Unabhängig von der Dosierung haben alle Tabletten eine Trennlinie und Gravur. Als Unterscheidungsmerkmal - die Farbe der Tablette selbst: 1 mg Rosa, 2 mg Grün, 3 mg Hellgelb und 4 mg Blau.

Anwendungshinweise

Die Indikationen für den Termin sind:

  • Monotherapie bei Typ-2-Diabetes;
  • Kombinationstherapie von Diabetes mellitus (zusammen mit Insulin und Metformin).

Kontraindikationen

Das Medikament ist in folgenden Fällen kontraindiziert:

  1. Typ 1 Diabetes mellitus;
  2. schwere Formen von Leber- und Nierenerkrankungen aufgrund fehlender klinischer Studien bei diesen Patienten;
  3. Schwangerschaft und Stillzeit (Umstellung auf Insulintherapie wird empfohlen);
  4. diabetische Ketoazidose, Koma und Präkoma;
  5. Überempfindlichkeit gegen das Arzneimittel und seine Bestandteile und andere Sulfonylharnstoffderivate.

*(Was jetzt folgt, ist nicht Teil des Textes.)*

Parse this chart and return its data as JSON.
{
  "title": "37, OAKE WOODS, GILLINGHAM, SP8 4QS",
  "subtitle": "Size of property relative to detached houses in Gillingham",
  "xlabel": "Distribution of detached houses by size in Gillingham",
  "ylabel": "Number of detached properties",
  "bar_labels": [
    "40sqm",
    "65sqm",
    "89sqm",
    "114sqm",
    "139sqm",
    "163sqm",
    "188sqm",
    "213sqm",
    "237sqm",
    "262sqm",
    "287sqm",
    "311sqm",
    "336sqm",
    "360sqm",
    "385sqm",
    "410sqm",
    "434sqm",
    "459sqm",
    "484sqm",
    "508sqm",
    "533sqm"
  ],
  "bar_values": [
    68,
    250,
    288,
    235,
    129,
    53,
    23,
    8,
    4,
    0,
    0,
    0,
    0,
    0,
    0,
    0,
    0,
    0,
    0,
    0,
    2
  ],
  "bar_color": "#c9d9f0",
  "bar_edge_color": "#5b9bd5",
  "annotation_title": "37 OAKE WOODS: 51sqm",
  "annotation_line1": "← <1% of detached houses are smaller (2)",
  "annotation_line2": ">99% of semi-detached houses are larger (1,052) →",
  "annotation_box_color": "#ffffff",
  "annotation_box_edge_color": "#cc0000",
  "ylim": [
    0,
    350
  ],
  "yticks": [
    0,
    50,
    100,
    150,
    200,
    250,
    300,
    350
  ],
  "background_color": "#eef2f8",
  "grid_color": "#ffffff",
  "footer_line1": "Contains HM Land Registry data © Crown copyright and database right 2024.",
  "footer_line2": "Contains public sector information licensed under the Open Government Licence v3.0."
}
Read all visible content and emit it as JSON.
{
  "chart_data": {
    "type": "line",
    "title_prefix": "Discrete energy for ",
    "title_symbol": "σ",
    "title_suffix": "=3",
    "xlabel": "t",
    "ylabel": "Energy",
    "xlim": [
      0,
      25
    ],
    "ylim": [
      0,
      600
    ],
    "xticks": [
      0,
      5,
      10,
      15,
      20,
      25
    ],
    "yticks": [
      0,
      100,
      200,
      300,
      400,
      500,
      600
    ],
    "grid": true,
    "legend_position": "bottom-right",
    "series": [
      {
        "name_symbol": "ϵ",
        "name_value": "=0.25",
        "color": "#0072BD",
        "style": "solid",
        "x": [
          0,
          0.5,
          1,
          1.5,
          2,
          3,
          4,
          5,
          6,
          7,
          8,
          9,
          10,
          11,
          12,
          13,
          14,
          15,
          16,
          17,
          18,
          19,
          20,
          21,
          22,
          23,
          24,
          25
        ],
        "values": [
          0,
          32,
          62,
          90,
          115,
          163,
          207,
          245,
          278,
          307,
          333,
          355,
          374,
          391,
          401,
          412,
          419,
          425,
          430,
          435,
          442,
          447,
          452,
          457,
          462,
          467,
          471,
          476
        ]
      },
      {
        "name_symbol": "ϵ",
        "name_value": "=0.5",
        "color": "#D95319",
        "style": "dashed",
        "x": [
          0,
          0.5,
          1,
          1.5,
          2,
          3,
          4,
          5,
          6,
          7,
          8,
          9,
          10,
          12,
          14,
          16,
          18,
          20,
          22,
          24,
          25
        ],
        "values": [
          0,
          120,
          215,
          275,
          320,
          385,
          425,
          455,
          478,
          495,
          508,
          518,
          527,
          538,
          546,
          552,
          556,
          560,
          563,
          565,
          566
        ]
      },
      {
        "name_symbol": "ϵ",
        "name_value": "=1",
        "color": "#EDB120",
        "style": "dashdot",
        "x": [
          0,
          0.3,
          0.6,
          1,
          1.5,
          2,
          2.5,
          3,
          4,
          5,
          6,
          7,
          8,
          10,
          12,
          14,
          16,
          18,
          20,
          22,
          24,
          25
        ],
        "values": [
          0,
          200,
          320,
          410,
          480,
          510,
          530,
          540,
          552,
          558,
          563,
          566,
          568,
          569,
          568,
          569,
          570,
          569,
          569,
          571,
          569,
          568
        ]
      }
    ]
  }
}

In den ersten Wochen nach der Anwendung von Amaril ist Vorsicht geboten, wenn Risikofaktoren für Hypoglykämie, Änderungen des Lebensstils (Ernährung, körperliche Aktivität usw.) und eine beeinträchtigte Aufnahme von Arzneimitteln und Nahrungsmitteln bei Darmparese und Darmverschluss auftreten.

Anwendungsfunktionen

Der Behandlungsverlauf mit Amaril ist lang und hat seine eigenen Eigenschaften. Zum Beispiel ist es wichtig, dass Sie Ihre nächste Mahlzeit nicht auslassen..

Das Medikament wird bei Bedarf ganz oder zu gleichen Teilen eingenommen. Viel Wasser trinken.

Die Anfangsdosis - 1 Mal / Tag, 1 mg kann schrittweise erhöht werden, wobei das Intervall 1-2 Wochen beträgt. Reihenfolge der Dosisanpassung: 1-2-3-4-6- (8) mg / Tag.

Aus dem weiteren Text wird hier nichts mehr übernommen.